Tyrol's storyline is a nice example of finding hope in a desperate situation, and I appreciated the way members of the crew were initially skeptical but slowly came around and rallied around his project. Unfortunately, this story doesn't segue smoothly into and out of the other plot involving the computer virus and Cylon attack fleet. It feels rushed, particularly at the end, where the story picks up the human threads in haste after the technical threads have been resolved.

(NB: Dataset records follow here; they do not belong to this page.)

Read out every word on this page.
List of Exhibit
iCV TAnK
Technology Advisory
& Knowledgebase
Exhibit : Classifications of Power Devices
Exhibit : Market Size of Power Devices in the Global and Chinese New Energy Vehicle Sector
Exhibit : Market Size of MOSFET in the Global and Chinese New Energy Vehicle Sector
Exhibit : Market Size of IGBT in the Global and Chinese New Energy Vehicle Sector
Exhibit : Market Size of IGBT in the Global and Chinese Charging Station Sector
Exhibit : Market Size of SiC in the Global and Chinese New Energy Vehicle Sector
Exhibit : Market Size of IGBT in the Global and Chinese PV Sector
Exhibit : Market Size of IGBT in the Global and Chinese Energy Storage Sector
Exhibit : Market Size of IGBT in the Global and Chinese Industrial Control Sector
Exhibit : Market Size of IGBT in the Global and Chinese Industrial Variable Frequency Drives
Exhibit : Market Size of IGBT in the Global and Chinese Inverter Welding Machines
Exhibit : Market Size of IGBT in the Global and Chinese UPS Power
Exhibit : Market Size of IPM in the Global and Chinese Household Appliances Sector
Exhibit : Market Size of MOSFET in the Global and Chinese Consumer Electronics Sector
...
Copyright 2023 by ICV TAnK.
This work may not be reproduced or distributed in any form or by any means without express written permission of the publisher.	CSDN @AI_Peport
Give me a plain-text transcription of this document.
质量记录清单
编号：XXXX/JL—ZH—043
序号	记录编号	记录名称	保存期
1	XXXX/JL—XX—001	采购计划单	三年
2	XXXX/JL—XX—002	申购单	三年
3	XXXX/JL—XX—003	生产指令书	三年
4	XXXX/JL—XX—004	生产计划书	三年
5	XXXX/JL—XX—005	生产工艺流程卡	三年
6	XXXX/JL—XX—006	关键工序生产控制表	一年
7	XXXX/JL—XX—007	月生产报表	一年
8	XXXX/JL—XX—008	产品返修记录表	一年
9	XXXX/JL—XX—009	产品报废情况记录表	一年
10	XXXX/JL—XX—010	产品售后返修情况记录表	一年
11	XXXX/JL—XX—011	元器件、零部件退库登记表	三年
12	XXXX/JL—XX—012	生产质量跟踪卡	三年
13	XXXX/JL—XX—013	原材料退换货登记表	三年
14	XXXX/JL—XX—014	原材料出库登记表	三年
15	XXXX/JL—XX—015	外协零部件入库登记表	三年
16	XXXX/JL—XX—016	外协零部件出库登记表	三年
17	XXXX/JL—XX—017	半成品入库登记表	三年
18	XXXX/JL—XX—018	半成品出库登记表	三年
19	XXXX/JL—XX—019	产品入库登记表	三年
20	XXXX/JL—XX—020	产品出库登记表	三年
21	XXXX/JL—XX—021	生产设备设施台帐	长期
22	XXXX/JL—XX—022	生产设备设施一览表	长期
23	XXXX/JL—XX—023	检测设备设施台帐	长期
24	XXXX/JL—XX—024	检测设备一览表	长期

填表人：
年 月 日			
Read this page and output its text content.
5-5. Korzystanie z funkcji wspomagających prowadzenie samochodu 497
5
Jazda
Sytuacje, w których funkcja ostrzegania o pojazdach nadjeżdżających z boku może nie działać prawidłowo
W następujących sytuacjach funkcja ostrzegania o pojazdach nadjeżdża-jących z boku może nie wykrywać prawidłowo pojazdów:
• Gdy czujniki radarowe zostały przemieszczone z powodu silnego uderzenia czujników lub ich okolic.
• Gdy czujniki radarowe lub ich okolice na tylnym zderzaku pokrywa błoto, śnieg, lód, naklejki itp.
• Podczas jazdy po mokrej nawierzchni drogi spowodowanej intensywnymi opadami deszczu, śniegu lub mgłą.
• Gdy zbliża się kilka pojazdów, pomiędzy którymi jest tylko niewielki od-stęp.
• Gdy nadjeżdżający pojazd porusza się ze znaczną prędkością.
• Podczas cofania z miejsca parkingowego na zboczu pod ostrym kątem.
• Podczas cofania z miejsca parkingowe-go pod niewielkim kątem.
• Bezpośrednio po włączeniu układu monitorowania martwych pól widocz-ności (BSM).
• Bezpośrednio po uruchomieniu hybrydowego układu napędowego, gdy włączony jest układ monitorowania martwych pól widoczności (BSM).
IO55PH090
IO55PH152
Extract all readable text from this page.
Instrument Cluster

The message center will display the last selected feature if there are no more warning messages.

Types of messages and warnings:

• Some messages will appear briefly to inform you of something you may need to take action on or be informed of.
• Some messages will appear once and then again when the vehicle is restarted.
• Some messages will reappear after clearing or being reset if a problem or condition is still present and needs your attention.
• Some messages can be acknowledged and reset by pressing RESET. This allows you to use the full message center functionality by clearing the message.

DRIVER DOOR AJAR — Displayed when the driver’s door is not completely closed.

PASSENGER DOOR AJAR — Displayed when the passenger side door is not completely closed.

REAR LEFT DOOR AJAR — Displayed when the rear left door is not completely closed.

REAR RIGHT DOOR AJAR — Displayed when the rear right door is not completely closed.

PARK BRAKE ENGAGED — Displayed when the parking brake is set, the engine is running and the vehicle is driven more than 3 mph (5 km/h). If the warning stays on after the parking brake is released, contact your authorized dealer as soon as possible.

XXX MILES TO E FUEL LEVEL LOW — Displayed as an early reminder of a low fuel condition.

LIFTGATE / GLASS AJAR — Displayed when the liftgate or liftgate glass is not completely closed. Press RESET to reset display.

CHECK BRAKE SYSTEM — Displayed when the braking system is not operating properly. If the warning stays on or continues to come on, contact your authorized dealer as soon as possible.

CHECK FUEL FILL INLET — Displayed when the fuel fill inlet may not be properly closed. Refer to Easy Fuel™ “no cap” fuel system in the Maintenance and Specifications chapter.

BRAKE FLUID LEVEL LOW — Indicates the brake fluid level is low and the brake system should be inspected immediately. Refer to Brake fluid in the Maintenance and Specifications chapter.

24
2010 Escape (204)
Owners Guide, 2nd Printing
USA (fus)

The key emotional moment in the episode comes when Tyrol's new fighter is unveiled and christened at a ceremony that almost really works and is wonderfully performed ... except that logically it doesn't quite add up because there's no scene that adequately sets it up. Quite simply, I was puzzled by the fact that Tyrol and the deck crew decide to name the ship Laura in Roslin's honor. It's a moving gesture, but for me it had a slight head-scratching effect, because we've never really seen that there's a bond between the deck crew and President Roslin. Certainly there could be, but we've never been given that sense on-screen, so this scene doesn't quite add up or pay off.
Which is too bad. I certainly like the intentions here, and it's wonderfully staged. It reminds us that this series can be sentimental despite the darkness and despair. But it also seems like there are scenes missing from "Flight of the Phoenix," and without those scenes it's not quite complete.